UK financial regulator The Financial Services Authority (FSA) is proposing to extend a rule requiring the disclosure of ‘significant’ short positions in UK financial stocks indefinitely beyond its 30 June expiry date. Market participants have until 12 June to respond to the regulator’s proposals.
The FSA first introduced the short-selling disclosure requirement on 18 September 2008 following the collapse of US investment bank Lehman Brothers. On 16 January, it was amended and extended until 30 June.
Under the rule, investors need to disclose short positions that exceed 0.25% of a financial sector company’s issued share capital and every subsequent increase of 0.1% above that level. This means an investor must disclose its position when it reaches 0.35%, 0.45% and so on.

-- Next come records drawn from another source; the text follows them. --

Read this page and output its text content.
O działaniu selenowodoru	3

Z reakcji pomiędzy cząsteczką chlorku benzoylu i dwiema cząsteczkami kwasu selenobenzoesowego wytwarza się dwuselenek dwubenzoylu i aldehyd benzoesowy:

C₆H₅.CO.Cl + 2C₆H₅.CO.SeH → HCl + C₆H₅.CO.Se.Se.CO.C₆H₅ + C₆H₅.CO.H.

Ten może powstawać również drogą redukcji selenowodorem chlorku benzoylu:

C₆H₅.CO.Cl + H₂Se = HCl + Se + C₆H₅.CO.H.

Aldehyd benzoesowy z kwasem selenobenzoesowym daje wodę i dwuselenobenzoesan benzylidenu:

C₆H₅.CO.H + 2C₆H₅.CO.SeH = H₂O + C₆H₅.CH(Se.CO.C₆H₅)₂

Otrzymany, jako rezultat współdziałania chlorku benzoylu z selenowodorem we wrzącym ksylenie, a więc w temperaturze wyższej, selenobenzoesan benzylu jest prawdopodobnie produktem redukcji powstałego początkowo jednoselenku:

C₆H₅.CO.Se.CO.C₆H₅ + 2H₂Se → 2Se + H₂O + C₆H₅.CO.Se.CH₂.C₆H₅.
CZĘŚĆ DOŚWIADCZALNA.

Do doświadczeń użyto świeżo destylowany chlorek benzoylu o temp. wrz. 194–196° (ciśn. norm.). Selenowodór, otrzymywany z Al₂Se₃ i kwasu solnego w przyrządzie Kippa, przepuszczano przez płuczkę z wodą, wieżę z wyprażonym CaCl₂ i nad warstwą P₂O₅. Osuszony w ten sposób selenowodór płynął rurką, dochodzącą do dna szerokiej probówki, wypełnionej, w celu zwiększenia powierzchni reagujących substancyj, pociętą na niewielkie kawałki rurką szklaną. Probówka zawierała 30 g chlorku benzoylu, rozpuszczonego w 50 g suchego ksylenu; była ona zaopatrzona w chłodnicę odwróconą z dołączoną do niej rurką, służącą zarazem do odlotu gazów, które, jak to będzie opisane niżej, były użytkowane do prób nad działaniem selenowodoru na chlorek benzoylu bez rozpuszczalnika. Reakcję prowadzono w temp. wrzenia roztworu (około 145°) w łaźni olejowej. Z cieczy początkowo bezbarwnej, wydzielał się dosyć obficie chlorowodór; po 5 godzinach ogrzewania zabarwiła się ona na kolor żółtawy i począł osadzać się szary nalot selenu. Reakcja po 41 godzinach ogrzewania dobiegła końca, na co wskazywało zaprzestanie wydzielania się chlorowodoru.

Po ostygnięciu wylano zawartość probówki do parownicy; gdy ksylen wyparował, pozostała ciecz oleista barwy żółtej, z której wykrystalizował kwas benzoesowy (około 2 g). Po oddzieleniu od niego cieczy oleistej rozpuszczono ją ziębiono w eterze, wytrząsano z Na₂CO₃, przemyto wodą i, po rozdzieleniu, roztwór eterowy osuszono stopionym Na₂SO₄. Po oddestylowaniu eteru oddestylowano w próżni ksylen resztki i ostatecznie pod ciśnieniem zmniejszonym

In a consultation paper released today, the FSA said extending the rule would continue to reduce the potential for abusive behaviour and disorderly markets. It expects that the requirement will be replaced eventually by a broader short-selling regime for all UK stocks.
The regulator said it did not opt for a new fixed expiry date for the rule because “it is not possible to forecast how long the need for the obligation will continue and we believe that setting another specified period would be artificial,” according to the consultation paper.
In February, the FSA issued a discussion paper examining longer-term options for the UK short-selling regime and plans to issue a feedback statement in Q3 this year outlining its conclusions.
The FSA’s proposal follows German financial regulator Bafin’s decision last week to extend its ban on the ‘naked’ short-selling of 11 financial stocks until the end of January 2010. The regulator extended the ban because of continued volatility in financial stock prices. Naked short-selling involves traders selling stock without first having borrowed it.